The first short story of the volume — “The Last Castle” – serves as prologue to the longer arc that follows. We’re back in Manhattan on an early summer’s day, and Boy Blue’s trumpeting echoes melancholically throughout the plushy -antique offices of Fabletown. Every year, exactly on the same day, Blue gets too depressed to work. He spends the night drinking at a closed-circle gathering (to which Snow white — his boss — is never invited), and is too hung over to show to work the next day.
It’s the Ides of May which puts Blue in such a distracted mood. It’s a private Remembrance-day, marked solely by the group of Fables who were the last to escape the Homelands. Snow White, having arrived to the mundane world centuries before Blue, was never let in on the actual details of this last exodus. It’s time Blue shared his own personal tale, a tale which also happens to chronicle the final and heroic battle of the free Fables.

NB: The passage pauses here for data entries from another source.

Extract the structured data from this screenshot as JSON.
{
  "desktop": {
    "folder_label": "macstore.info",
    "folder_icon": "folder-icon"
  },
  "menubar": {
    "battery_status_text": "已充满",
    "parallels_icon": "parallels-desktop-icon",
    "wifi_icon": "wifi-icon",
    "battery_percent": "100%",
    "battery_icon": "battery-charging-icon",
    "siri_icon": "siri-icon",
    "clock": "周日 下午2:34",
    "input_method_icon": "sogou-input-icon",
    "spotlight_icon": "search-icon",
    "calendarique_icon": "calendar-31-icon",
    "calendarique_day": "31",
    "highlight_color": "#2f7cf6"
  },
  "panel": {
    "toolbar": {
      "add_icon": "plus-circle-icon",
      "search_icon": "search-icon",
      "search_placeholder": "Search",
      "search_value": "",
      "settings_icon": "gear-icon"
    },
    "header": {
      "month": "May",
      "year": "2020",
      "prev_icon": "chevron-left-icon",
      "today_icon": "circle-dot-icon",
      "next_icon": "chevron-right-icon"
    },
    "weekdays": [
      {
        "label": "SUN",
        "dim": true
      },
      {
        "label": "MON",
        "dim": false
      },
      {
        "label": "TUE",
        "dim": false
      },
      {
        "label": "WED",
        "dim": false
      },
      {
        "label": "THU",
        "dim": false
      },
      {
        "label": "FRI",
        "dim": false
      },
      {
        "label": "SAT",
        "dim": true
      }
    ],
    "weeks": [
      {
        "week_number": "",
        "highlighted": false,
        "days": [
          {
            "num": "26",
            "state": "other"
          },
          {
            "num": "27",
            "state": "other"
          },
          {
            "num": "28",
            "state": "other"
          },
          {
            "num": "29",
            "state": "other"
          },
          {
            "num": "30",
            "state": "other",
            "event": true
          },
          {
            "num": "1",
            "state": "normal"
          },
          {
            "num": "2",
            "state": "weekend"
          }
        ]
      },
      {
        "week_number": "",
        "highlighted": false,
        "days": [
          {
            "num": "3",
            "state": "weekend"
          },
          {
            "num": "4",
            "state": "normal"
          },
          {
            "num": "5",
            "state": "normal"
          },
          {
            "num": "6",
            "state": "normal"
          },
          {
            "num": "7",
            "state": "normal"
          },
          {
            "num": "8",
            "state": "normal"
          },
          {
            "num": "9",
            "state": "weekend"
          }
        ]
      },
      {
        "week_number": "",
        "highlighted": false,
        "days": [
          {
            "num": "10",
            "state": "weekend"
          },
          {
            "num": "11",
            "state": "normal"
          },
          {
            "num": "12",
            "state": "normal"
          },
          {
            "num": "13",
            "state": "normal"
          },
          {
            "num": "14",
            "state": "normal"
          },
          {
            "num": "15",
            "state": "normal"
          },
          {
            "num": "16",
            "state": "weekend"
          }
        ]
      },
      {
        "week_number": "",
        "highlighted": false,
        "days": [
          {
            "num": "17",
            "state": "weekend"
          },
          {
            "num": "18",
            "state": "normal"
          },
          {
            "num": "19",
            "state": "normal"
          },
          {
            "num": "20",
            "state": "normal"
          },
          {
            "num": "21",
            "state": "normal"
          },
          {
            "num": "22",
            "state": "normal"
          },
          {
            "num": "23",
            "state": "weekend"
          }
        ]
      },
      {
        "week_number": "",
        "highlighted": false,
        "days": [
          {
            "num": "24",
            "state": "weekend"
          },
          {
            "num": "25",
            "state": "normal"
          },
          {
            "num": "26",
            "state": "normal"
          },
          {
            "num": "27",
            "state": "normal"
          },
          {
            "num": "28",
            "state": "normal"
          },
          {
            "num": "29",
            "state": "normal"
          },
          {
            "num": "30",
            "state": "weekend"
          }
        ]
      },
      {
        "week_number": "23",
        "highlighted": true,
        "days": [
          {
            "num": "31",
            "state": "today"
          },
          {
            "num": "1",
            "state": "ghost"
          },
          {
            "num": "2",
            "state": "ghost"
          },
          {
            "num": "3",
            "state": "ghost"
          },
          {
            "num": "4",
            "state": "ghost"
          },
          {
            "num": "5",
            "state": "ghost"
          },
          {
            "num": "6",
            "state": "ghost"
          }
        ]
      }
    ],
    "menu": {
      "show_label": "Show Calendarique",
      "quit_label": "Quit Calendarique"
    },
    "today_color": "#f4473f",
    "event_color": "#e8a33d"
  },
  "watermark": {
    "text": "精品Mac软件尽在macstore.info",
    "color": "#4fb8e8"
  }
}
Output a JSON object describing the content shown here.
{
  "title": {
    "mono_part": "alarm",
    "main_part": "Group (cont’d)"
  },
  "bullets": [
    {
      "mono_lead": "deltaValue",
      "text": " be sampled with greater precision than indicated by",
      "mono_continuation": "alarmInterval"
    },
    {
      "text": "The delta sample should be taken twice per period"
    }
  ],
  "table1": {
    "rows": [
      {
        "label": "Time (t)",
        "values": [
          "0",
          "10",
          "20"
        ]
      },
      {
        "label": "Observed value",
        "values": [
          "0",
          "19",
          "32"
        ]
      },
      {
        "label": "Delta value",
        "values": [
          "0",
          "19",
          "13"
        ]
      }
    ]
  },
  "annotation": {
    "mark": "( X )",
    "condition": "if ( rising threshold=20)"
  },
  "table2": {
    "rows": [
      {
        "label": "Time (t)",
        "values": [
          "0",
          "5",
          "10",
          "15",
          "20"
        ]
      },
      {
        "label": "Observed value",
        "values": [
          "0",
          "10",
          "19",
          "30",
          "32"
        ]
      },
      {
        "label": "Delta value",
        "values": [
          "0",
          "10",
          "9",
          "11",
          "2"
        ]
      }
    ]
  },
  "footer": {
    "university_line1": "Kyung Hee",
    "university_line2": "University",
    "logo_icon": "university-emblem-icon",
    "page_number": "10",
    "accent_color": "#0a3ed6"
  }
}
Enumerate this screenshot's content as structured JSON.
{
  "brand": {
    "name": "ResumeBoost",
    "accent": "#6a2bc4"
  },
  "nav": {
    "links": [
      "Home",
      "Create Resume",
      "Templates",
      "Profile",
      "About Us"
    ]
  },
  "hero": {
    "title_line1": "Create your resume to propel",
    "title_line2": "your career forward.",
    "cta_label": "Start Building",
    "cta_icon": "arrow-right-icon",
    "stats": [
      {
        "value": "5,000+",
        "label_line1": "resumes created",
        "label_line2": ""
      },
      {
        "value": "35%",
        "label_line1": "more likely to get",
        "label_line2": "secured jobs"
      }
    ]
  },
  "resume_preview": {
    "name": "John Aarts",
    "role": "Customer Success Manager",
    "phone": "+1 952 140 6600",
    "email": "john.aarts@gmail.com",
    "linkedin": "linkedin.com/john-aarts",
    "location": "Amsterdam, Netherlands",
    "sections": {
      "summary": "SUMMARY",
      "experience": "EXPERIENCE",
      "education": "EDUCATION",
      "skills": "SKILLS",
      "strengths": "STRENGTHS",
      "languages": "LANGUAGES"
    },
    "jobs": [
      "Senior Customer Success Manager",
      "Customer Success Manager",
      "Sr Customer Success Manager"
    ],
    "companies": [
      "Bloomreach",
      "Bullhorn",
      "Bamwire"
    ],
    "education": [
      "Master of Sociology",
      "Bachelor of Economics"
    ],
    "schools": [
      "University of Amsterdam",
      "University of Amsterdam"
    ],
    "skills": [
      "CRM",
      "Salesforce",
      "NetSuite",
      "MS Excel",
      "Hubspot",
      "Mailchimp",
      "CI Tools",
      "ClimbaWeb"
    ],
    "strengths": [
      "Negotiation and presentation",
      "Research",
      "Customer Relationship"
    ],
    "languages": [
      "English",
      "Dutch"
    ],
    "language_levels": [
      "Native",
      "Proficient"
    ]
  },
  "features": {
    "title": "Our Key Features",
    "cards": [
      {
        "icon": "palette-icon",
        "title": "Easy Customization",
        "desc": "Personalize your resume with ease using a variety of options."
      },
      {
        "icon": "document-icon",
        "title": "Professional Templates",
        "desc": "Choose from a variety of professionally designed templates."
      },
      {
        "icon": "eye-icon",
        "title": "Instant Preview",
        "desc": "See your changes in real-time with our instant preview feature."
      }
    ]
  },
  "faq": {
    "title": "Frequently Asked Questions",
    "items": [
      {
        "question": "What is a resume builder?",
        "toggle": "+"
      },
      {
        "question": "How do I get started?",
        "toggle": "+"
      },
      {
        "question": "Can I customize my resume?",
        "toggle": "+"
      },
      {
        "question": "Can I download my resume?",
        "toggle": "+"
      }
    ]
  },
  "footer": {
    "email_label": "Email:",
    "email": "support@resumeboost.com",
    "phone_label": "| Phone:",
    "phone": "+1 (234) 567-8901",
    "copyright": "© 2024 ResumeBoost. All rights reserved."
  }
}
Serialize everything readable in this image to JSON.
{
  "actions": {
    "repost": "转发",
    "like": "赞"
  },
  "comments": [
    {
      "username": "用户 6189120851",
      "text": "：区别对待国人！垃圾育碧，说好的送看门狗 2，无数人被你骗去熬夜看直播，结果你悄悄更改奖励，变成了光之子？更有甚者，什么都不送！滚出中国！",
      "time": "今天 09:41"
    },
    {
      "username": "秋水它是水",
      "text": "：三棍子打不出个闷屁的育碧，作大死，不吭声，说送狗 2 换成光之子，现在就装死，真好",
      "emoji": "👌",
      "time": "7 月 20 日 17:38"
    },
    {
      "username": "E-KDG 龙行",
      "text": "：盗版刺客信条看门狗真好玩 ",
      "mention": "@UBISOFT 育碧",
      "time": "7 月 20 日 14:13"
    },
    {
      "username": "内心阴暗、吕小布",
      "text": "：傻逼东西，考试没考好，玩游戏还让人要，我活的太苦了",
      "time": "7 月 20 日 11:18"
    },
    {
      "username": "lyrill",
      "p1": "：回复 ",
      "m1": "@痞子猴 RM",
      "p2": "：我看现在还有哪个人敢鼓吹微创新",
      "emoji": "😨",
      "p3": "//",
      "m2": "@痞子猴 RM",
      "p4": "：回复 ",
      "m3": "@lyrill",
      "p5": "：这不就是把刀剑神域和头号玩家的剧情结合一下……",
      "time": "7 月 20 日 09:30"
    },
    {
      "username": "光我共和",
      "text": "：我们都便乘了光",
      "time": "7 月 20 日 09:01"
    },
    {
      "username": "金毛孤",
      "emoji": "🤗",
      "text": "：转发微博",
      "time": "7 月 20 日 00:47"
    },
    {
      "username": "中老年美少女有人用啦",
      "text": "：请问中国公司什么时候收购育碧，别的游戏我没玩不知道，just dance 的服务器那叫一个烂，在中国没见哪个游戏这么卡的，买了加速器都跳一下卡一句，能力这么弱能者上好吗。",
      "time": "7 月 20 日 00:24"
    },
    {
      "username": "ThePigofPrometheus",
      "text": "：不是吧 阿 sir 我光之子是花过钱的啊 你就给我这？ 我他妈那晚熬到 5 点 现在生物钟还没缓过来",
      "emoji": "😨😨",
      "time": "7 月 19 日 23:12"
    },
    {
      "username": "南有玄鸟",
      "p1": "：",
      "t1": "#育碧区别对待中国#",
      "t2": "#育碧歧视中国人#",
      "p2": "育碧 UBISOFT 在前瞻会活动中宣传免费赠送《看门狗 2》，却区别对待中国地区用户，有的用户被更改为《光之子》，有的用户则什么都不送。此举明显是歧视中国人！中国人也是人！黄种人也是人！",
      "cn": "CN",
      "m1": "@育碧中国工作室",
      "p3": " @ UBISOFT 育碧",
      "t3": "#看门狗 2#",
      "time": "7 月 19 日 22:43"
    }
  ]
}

As Blue narrates his own story, we shift into the magical homelands again. This time we’re at the far keep on the edge of the worlds, where fugitive Fables from all corners of the magical realms, had assembled under Colonel Bearskin’s command, to make one last stand against the Adversary’s legions.
We encounter new Fables (well, new to the series, but already of some renown in mundane myth) such as Robin Hood and his Miry Men, Britomart Lady-Knight and many others. All these Fables did not make it into the mundane world; instead they chose to stay behind and fight a doomed battle, thus securing the safe passage (through the magical portal) for the few others.